Também me pergunto como certos jogadores que passam despercebidos por nosso país, então "a ruptura" na América do Sul. Vai lá chamá-los e pagá-los de acordo com a renda?
Argentina Além disso, o exportador habitual, é cada semestre, sem seus melhores jogadores, que se juntam a equipes de todo o mundo (principalmente europeus). Parece que nos últimos anos o país tem sido incapaz de conter o êxodo de figuras e foi incapaz de encontrar um substituto adequado. Em troca, dão lugar para "cartuchos queimados ', semi-brilho, na ausência de novas opções.
Barra, uma tradição importada
Que melhor exemplo da relação entre a liga mexicana e os pampas da famosa 'hooligans'. Pachuca importados esta forma de entretenimento para o nosso território diretamente do Cone Sul no final do século passado trouxe alguns líderes para organizar o seu próprio comício no Estádio Hidalgo.
Na região de Laguna destaca o bar Komune que veio a partir do que era conhecido anteriormente como o sol de prata, o antigo Estadio sector Corona. "Foi um movimento pequeno, tinha apenas 50 membros e tem crescido a ser 1,000 na lagoa todo", diz Rendon Cervando 13 anos de idade que pertencem ao grupo de seguidores.
Cervando e seus colegas não contestam a origem das barras no México, cantando e pulando, como na América do Sul. Mas, eles dizem que tenta imprimir o rótulo de casa às canções, a que às vezes eu pegar o ritmo da cumbia lagoa.
Komun hoje inclui cerca de 600 fãs. Para Christian, um de seus líderes, a barra vai crescer até encher uma cabeça inteira do estádio. Ele admite que gostaria de conseguir ser como os bêbados na placa, River Plate bar.
O goleiro Miguel Calero (Pachuca) e Oscar Pérez (Necaxa), o zagueiro Paulo César Chávez (Necaxa), folhetos Ramón Morales (Tecos), Pavel Pardo (América) e frente e Juan Francisco Palencia (Pumas), Jesus Arellano (Monterrey ), Carlos Ochoa (Tigres) e Rodrigo Ruiz (Santos), recusar-se a retirada da corte, embora em muitos casos o seu desempenho está longe de ser semelhante a de seus melhores anos.
Na Argentina, a mesma coisa acontece com jogadores como Martin Palermo (Boca Juniors), Sebastian Juan Verón (Estudiantes de La Plata), Barros Guillermo Schelotto (Gimnasia y Esgrima), Guillermo Franco (Velez Sarsfield), Mauro Camoranesi (Lanus), Fuertes Esteban (Colón) , Rolando Schiavi (Newell's Old Boys) e Matias Almeyda (River Plate).

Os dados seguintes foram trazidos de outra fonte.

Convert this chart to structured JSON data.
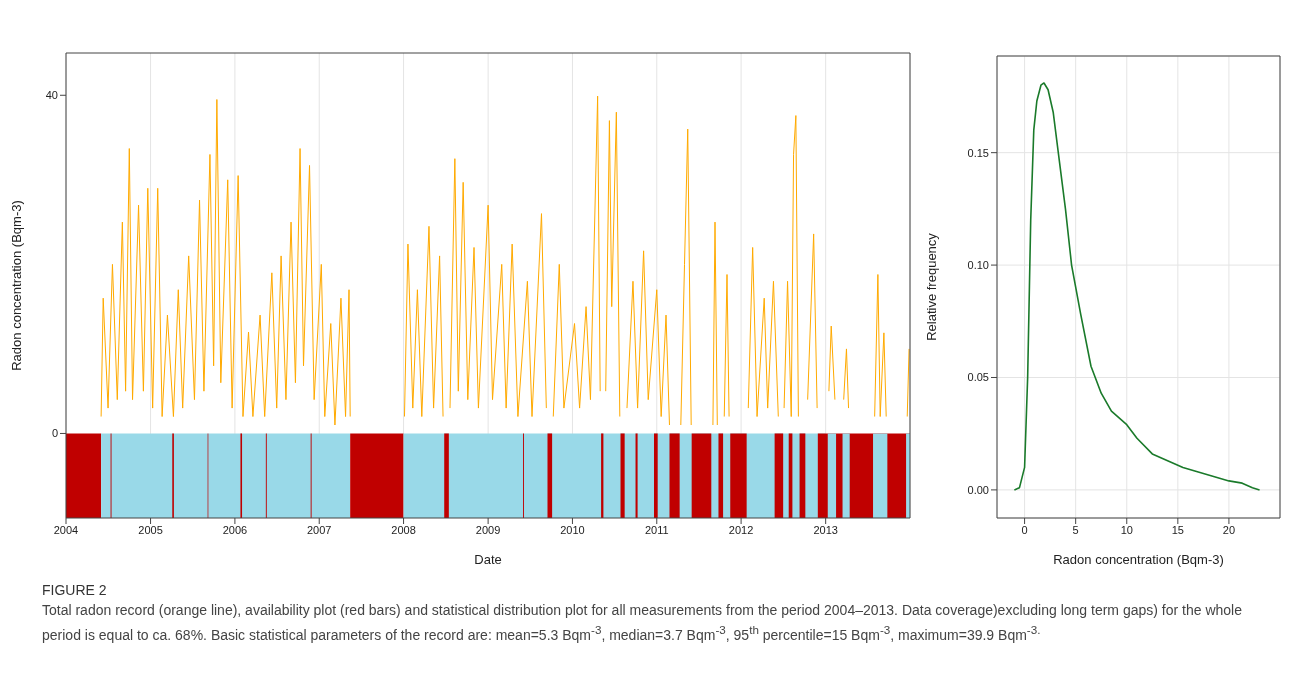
{
  "chart_data": [
    {
      "type": "line",
      "xlabel": "Date",
      "ylabel": "Radon concentration (Bqm-3)",
      "x": [
        "2004-06-01",
        "2004-06-10",
        "2004-07-01",
        "2004-07-20",
        "2004-08-10",
        "2004-09-01",
        "2004-09-15",
        "2004-10-01",
        "2004-10-15",
        "2004-11-10",
        "2004-12-01",
        "2004-12-20",
        "2005-01-10",
        "2005-02-01",
        "2005-02-20",
        "2005-03-15",
        "2005-04-10",
        "2005-05-01",
        "2005-05-20",
        "2005-06-15",
        "2005-07-10",
        "2005-08-01",
        "2005-08-20",
        "2005-09-15",
        "2005-10-01",
        "2005-10-15",
        "2005-11-01",
        "2005-12-01",
        "2005-12-20",
        "2006-01-15",
        "2006-02-05",
        "2006-03-01",
        "2006-03-20",
        "2006-04-20",
        "2006-05-10",
        "2006-06-10",
        "2006-07-01",
        "2006-07-20",
        "2006-08-10",
        "2006-09-01",
        "2006-09-20",
        "2006-10-10",
        "2006-10-25",
        "2006-11-20",
        "2006-12-10",
        "2007-01-10",
        "2007-01-25",
        "2007-02-20",
        "2007-03-10",
        "2007-04-05",
        "2007-04-25",
        "2007-05-10",
        "2007-05-15",
        "2007-09-01",
        "2008-01-05",
        "2008-01-20",
        "2008-02-10",
        "2008-03-01",
        "2008-03-20",
        "2008-04-20",
        "2008-05-10",
        "2008-06-05",
        "2008-06-20",
        "2008-07-05",
        "2008-07-20",
        "2008-08-10",
        "2008-08-25",
        "2008-09-15",
        "2008-10-05",
        "2008-11-01",
        "2008-11-20",
        "2009-01-01",
        "2009-01-20",
        "2009-03-01",
        "2009-03-20",
        "2009-04-15",
        "2009-05-10",
        "2009-06-20",
        "2009-07-10",
        "2009-08-20",
        "2009-09-10",
        "2009-09-25",
        "2009-10-10",
        "2009-11-05",
        "2009-11-25",
        "2010-01-10",
        "2010-02-01",
        "2010-03-01",
        "2010-03-20",
        "2010-04-20",
        "2010-05-01",
        "2010-05-10",
        "2010-05-25",
        "2010-06-10",
        "2010-06-20",
        "2010-07-10",
        "2010-07-25",
        "2010-08-10",
        "2010-08-25",
        "2010-09-20",
        "2010-10-10",
        "2010-11-05",
        "2010-11-25",
        "2011-01-01",
        "2011-01-20",
        "2011-02-10",
        "2011-02-25",
        "2011-03-20",
        "2011-04-15",
        "2011-05-01",
        "2011-05-15",
        "2011-05-30",
        "2011-06-30",
        "2011-09-01",
        "2011-09-10",
        "2011-09-20",
        "2011-10-01",
        "2011-10-20",
        "2011-11-01",
        "2011-11-10",
        "2011-12-10",
        "2012-02-01",
        "2012-02-20",
        "2012-03-10",
        "2012-04-10",
        "2012-04-25",
        "2012-05-20",
        "2012-06-10",
        "2012-06-25",
        "2012-07-05",
        "2012-07-20",
        "2012-08-05",
        "2012-08-15",
        "2012-08-25",
        "2012-09-05",
        "2012-09-25",
        "2012-10-15",
        "2012-11-10",
        "2012-11-25",
        "2012-12-25",
        "2013-01-15",
        "2013-01-25",
        "2013-02-10",
        "2013-03-01",
        "2013-03-20",
        "2013-04-01",
        "2013-04-10",
        "2013-05-01",
        "2013-08-01",
        "2013-08-15",
        "2013-08-25",
        "2013-09-10",
        "2013-09-20",
        "2013-10-15",
        "2013-12-20",
        "2013-12-28"
      ],
      "series": [
        {
          "color": "#ffaa00",
          "values": [
            2,
            16,
            3,
            20,
            4,
            25,
            5,
            33.7,
            4,
            27,
            5,
            29,
            3,
            29,
            2,
            14,
            2,
            17,
            3,
            21,
            4,
            27.6,
            5,
            33,
            8,
            39.5,
            6,
            30,
            3,
            30.5,
            2,
            12,
            2,
            14,
            2,
            19,
            3,
            21,
            4,
            25,
            6,
            33.7,
            8,
            31.7,
            4,
            20,
            2,
            13,
            1,
            16,
            2,
            17,
            2,
            null,
            2,
            22.4,
            3,
            17,
            2,
            24.5,
            3,
            21,
            2,
            null,
            3,
            32.5,
            5,
            29.7,
            4,
            22,
            3,
            27,
            4,
            20,
            3,
            22.4,
            2,
            18,
            2,
            26,
            3,
            null,
            2,
            20,
            3,
            13,
            3,
            15,
            4,
            39.9,
            5,
            null,
            5,
            37,
            15,
            38,
            2,
            null,
            3,
            18,
            3,
            21.6,
            4,
            17,
            2,
            14,
            1,
            null,
            1,
            20,
            36,
            1,
            null,
            1,
            25,
            1,
            null,
            2,
            18.8,
            2,
            null,
            3,
            22,
            2,
            16,
            3,
            18,
            2,
            null,
            3,
            18,
            2,
            33,
            37.6,
            2,
            null,
            4,
            23.6,
            3,
            null,
            5,
            12.7,
            4,
            null,
            4,
            10,
            3,
            null,
            2,
            18.8,
            2,
            11.9,
            2,
            null,
            2,
            10
          ]
        }
      ],
      "xlim": [
        "2004",
        "2014"
      ],
      "xticks": [
        "2004",
        "2005",
        "2006",
        "2007",
        "2008",
        "2009",
        "2010",
        "2011",
        "2012",
        "2013"
      ],
      "ylim": [
        -10,
        45
      ],
      "yticks": [
        0,
        40
      ],
      "grid": "x",
      "bands": [
        {
          "axis": "x",
          "from": "2004-01-01",
          "to": "2004-06-01",
          "color": "#c00000"
        },
        {
          "axis": "x",
          "from": "2004-06-01",
          "to": "2007-05-15",
          "color": "#99d9e8"
        },
        {
          "axis": "x",
          "from": "2004-07-12",
          "to": "2004-07-16",
          "color": "#c00000"
        },
        {
          "axis": "x",
          "from": "2005-04-05",
          "to": "2005-04-12",
          "color": "#c00000"
        },
        {
          "axis": "x",
          "from": "2005-09-05",
          "to": "2005-09-08",
          "color": "#c00000"
        },
        {
          "axis": "x",
          "from": "2006-01-25",
          "to": "2006-02-01",
          "color": "#c00000"
        },
        {
          "axis": "x",
          "from": "2006-05-15",
          "to": "2006-05-19",
          "color": "#c00000"
        },
        {
          "axis": "x",
          "from": "2006-11-25",
          "to": "2006-11-29",
          "color": "#c00000"
        },
        {
          "axis": "x",
          "from": "2007-05-15",
          "to": "2008-01-01",
          "color": "#c00000"
        },
        {
          "axis": "x",
          "from": "2008-01-01",
          "to": "2012-12-31",
          "color": "#99d9e8"
        },
        {
          "axis": "x",
          "from": "2008-06-25",
          "to": "2008-07-15",
          "color": "#c00000"
        },
        {
          "axis": "x",
          "from": "2009-06-01",
          "to": "2009-06-05",
          "color": "#c00000"
        },
        {
          "axis": "x",
          "from": "2009-09-15",
          "to": "2009-10-05",
          "color": "#c00000"
        },
        {
          "axis": "x",
          "from": "2010-05-05",
          "to": "2010-05-15",
          "color": "#c00000"
        },
        {
          "axis": "x",
          "from": "2010-07-28",
          "to": "2010-08-15",
          "color": "#c00000"
        },
        {
          "axis": "x",
          "from": "2010-10-01",
          "to": "2010-10-10",
          "color": "#c00000"
        },
        {
          "axis": "x",
          "from": "2010-12-20",
          "to": "2011-01-05",
          "color": "#c00000"
        },
        {
          "axis": "x",
          "from": "2011-02-25",
          "to": "2011-04-10",
          "color": "#c00000"
        },
        {
          "axis": "x",
          "from": "2011-06-01",
          "to": "2011-08-25",
          "color": "#c00000"
        },
        {
          "axis": "x",
          "from": "2011-09-25",
          "to": "2011-10-15",
          "color": "#c00000"
        },
        {
          "axis": "x",
          "from": "2011-11-15",
          "to": "2012-01-25",
          "color": "#c00000"
        },
        {
          "axis": "x",
          "from": "2012-05-25",
          "to": "2012-07-01",
          "color": "#c00000"
        },
        {
          "axis": "x",
          "from": "2012-07-25",
          "to": "2012-08-10",
          "color": "#c00000"
        },
        {
          "axis": "x",
          "from": "2012-09-10",
          "to": "2012-10-05",
          "color": "#c00000"
        },
        {
          "axis": "x",
          "from": "2012-11-28",
          "to": "2014-01-01",
          "color": "#c00000"
        },
        {
          "axis": "x",
          "from": "2013-01-10",
          "to": "2013-02-15",
          "color": "#99d9e8"
        },
        {
          "axis": "x",
          "from": "2013-03-15",
          "to": "2013-04-15",
          "color": "#99d9e8"
        },
        {
          "axis": "x",
          "from": "2013-07-25",
          "to": "2013-09-25",
          "color": "#99d9e8"
        },
        {
          "axis": "x",
          "from": "2013-12-15",
          "to": "2014-01-01",
          "color": "#99d9e8"
        }
      ],
      "annotations": [
        "FIGURE 2",
        "Total radon record (orange line), availability plot (red bars) and statistical distribution plot for all measurements from the period 2004–2013. Data coverage)excluding long term gaps) for the whole period is equal to ca. 68%. Basic statistical parameters of the record are: mean=5.3 Bqm$^{-3}$, median=3.7 Bqm$^{-3}$, 95$^{th}$ percentile=15 Bqm$^{-3}$, maximum=39.9 Bqm$^{-3.}$"
      ]
    },
    {
      "type": "line",
      "xlabel": "Radon concentration (Bqm-3)",
      "ylabel": "Relative frequency",
      "x": [
        -1,
        -0.5,
        0,
        0.3,
        0.6,
        0.9,
        1.2,
        1.6,
        1.9,
        2.3,
        2.8,
        3.3,
        4,
        4.6,
        5.5,
        6.5,
        7.5,
        8.5,
        10,
        11,
        12.5,
        14,
        15.5,
        17,
        18.5,
        20,
        21.3,
        22.3,
        23
      ],
      "series": [
        {
          "color": "#1a7a2a",
          "values": [
            0,
            0.001,
            0.01,
            0.05,
            0.12,
            0.16,
            0.173,
            0.18,
            0.181,
            0.178,
            0.168,
            0.15,
            0.125,
            0.1,
            0.078,
            0.055,
            0.043,
            0.035,
            0.029,
            0.023,
            0.016,
            0.013,
            0.01,
            0.008,
            0.006,
            0.004,
            0.003,
            0.001,
            0
          ]
        }
      ],
      "xlim": [
        -2.7,
        25
      ],
      "xticks": [
        0,
        5,
        10,
        15,
        20
      ],
      "ylim": [
        -0.0125,
        0.193
      ],
      "yticks": [
        {
          "value": 0,
          "label": "0.00"
        },
        {
          "value": 0.05,
          "label": "0.05"
        },
        {
          "value": 0.1,
          "label": "0.10"
        },
        {
          "value": 0.15,
          "label": "0.15"
        }
      ],
      "grid": true
    }
  ]
}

A idade desses elementos varia entre 33 e 39. E embora a qualidade ea técnica não são o problema, a velocidade de suas pernas não é o que era e isso se reflete de forma consistente no nível de um campeonato.
Também me pergunto como certos jogadores que passam despercebidos por nosso país, então "a ruptura" na América do Sul. Vai lá chamá-los e pagá-los de acordo com a renda?

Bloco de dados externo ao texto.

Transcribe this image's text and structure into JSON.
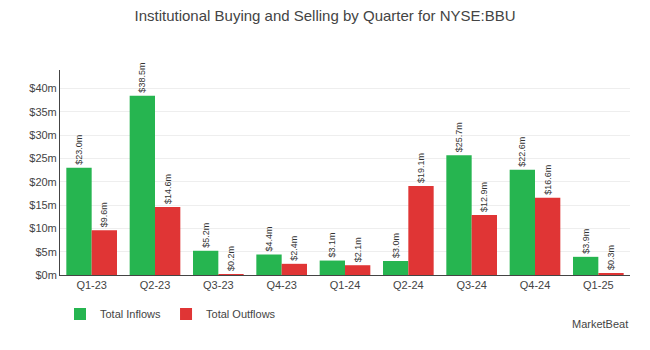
{
  "chart_data": {
    "type": "bar",
    "title": "Institutional Buying and Selling by Quarter for NYSE:BBU",
    "categories": [
      "Q1-23",
      "Q2-23",
      "Q3-23",
      "Q4-23",
      "Q1-24",
      "Q2-24",
      "Q3-24",
      "Q4-24",
      "Q1-25"
    ],
    "series": [
      {
        "name": "Total Inflows",
        "color": "#26b550",
        "values": [
          23.0,
          38.5,
          5.2,
          4.4,
          3.1,
          3.0,
          25.7,
          22.6,
          3.9
        ],
        "value_labels": [
          "$23.0m",
          "$38.5m",
          "$5.2m",
          "$4.4m",
          "$3.1m",
          "$3.0m",
          "$25.7m",
          "$22.6m",
          "$3.9m"
        ]
      },
      {
        "name": "Total Outflows",
        "color": "#e03535",
        "values": [
          9.6,
          14.6,
          0.2,
          2.4,
          2.1,
          19.1,
          12.9,
          16.6,
          0.3
        ],
        "value_labels": [
          "$9.6m",
          "$14.6m",
          "$0.2m",
          "$2.4m",
          "$2.1m",
          "$19.1m",
          "$12.9m",
          "$16.6m",
          "$0.3m"
        ]
      }
    ],
    "ylim": [
      0,
      44
    ],
    "yticks": [
      {
        "value": 0,
        "label": "$0m"
      },
      {
        "value": 5,
        "label": "$5m"
      },
      {
        "value": 10,
        "label": "$10m"
      },
      {
        "value": 15,
        "label": "$15m"
      },
      {
        "value": 20,
        "label": "$20m"
      },
      {
        "value": 25,
        "label": "$25m"
      },
      {
        "value": 30,
        "label": "$30m"
      },
      {
        "value": 35,
        "label": "$35m"
      },
      {
        "value": 40,
        "label": "$40m"
      }
    ],
    "grid": true,
    "legend": "lower left",
    "data_labels": true,
    "annotations": [
      "MarketBeat"
    ]
  }
}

Argentina Além disso, o exportador habitual, é cada semestre, sem seus melhores jogadores, que se juntam a equipes de todo o mundo (principalmente europeus). Parece que nos últimos anos o país tem sido incapaz de conter o êxodo de figuras e foi incapaz de encontrar um substituto adequado. Em troca, dão lugar para "cartuchos queimados ', semi-brilho, na ausência de novas opções.
Barra, uma tradição importada
Que melhor exemplo da relação entre a liga mexicana e os pampas da famosa 'hooligans'. Pachuca importados esta forma de entretenimento para o nosso território diretamente do Cone Sul no final do século passado trouxe alguns líderes para organizar o seu próprio comício no Estádio Hidalgo.

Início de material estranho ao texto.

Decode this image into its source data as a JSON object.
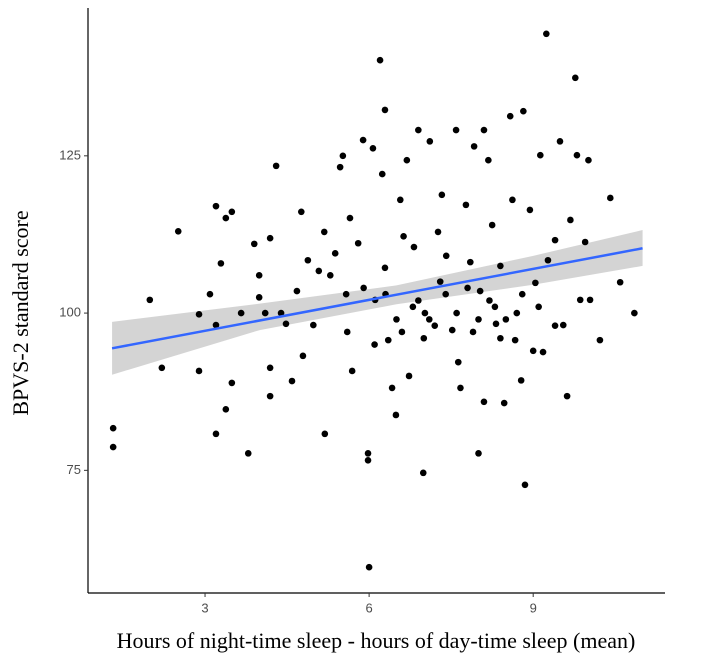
{
  "chart_data": {
    "type": "scatter",
    "x_label": "Hours of night-time sleep  -  hours of day-time sleep (mean)",
    "y_label": "BPVS-2 standard score",
    "xlim": [
      0.86,
      11.41
    ],
    "ylim": [
      55.5,
      148.5
    ],
    "xticks": [
      3,
      6,
      9
    ],
    "yticks": [
      75,
      100,
      125
    ],
    "color": "#000000",
    "x": [
      1.32,
      1.32,
      1.99,
      2.21,
      2.51,
      2.89,
      2.89,
      3.09,
      3.2,
      3.2,
      3.2,
      3.29,
      3.38,
      3.49,
      3.38,
      3.49,
      3.66,
      3.79,
      3.9,
      3.99,
      3.99,
      4.1,
      4.19,
      4.19,
      4.19,
      4.3,
      4.39,
      4.48,
      4.59,
      4.68,
      4.76,
      4.79,
      4.88,
      4.98,
      5.08,
      5.18,
      5.19,
      5.29,
      5.38,
      5.47,
      5.52,
      5.58,
      5.65,
      5.69,
      5.8,
      5.89,
      5.98,
      5.98,
      6.0,
      6.07,
      6.11,
      6.2,
      6.24,
      6.29,
      6.29,
      6.35,
      6.42,
      6.49,
      6.57,
      6.63,
      6.69,
      6.73,
      6.82,
      6.9,
      6.99,
      7.02,
      7.11,
      7.26,
      7.33,
      7.41,
      7.52,
      7.59,
      7.63,
      7.67,
      7.77,
      7.85,
      7.92,
      8.0,
      8.03,
      8.1,
      8.1,
      8.18,
      8.25,
      8.32,
      8.4,
      8.47,
      8.58,
      8.62,
      8.67,
      8.78,
      8.82,
      8.85,
      8.94,
      9.04,
      9.13,
      9.18,
      9.24,
      9.27,
      9.4,
      9.49,
      9.55,
      9.62,
      9.68,
      9.77,
      9.8,
      9.86,
      9.95,
      10.01,
      10.04,
      10.22,
      10.41,
      10.59,
      10.85,
      6.5,
      6.8,
      7.2,
      7.4,
      7.6,
      7.9,
      8.2,
      8.5,
      8.8,
      7.0,
      6.3,
      6.6,
      7.3,
      8.0,
      8.4,
      8.7,
      9.1,
      9.4,
      7.8,
      6.9,
      5.6,
      5.9,
      6.1,
      7.1,
      8.3,
      9.0
    ],
    "values": [
      81.7,
      78.7,
      102.1,
      91.3,
      113.0,
      99.8,
      90.8,
      103.0,
      117.0,
      98.1,
      80.8,
      107.9,
      115.1,
      116.1,
      84.7,
      88.9,
      100,
      77.7,
      111.0,
      106.0,
      102.5,
      100,
      111.9,
      91.3,
      86.8,
      123.4,
      100,
      98.3,
      89.2,
      103.5,
      116.1,
      93.2,
      108.4,
      98.1,
      106.7,
      112.9,
      80.8,
      106.0,
      109.5,
      123.2,
      125.0,
      103.0,
      115.1,
      90.8,
      111.1,
      127.5,
      77.7,
      76.6,
      59.6,
      126.2,
      102.1,
      140.2,
      122.1,
      132.3,
      107.2,
      95.7,
      88.1,
      83.8,
      118.0,
      112.2,
      124.3,
      90.0,
      110.5,
      129.1,
      74.6,
      100,
      127.3,
      112.9,
      118.8,
      109.1,
      97.3,
      129.1,
      92.2,
      88.1,
      117.2,
      108.1,
      126.5,
      77.7,
      103.5,
      129.1,
      85.9,
      124.3,
      114.0,
      98.3,
      107.5,
      85.7,
      131.3,
      118.0,
      95.7,
      89.3,
      132.1,
      72.7,
      116.4,
      104.8,
      125.1,
      93.8,
      144.4,
      108.4,
      111.6,
      127.3,
      98.1,
      86.8,
      114.8,
      137.4,
      125.1,
      102.1,
      111.3,
      124.3,
      102.1,
      95.7,
      118.3,
      104.9,
      100,
      99,
      101,
      98,
      103,
      100,
      97,
      102,
      99,
      103,
      96,
      103,
      97,
      105,
      99,
      96,
      100,
      101,
      98,
      104,
      102,
      97,
      104,
      95,
      99,
      101,
      94
    ],
    "trend": {
      "color": "#3366ff",
      "x": [
        1.3,
        11
      ],
      "y": [
        94.4,
        110.3
      ]
    },
    "band": {
      "color": "#cccccc",
      "x": [
        1.3,
        4,
        6.5,
        9,
        11
      ],
      "lower": [
        90.2,
        97.3,
        101.4,
        104.5,
        107.5
      ],
      "upper": [
        98.6,
        101.5,
        104.4,
        109.1,
        113.2
      ]
    }
  }
}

Na região de Laguna destaca o bar Komune que veio a partir do que era conhecido anteriormente como o sol de prata, o antigo Estadio sector Corona. "Foi um movimento pequeno, tinha apenas 50 membros e tem crescido a ser 1,000 na lagoa todo", diz Rendon Cervando 13 anos de idade que pertencem ao grupo de seguidores.
Cervando e seus colegas não contestam a origem das barras no México, cantando e pulando, como na América do Sul. Mas, eles dizem que tenta imprimir o rótulo de casa às canções, a que às vezes eu pegar o ritmo da cumbia lagoa.
Komun hoje inclui cerca de 600 fãs. Para Christian, um de seus líderes, a barra vai crescer até encher uma cabeça inteira do estádio. Ele admite que gostaria de conseguir ser como os bêbados na placa, River Plate bar.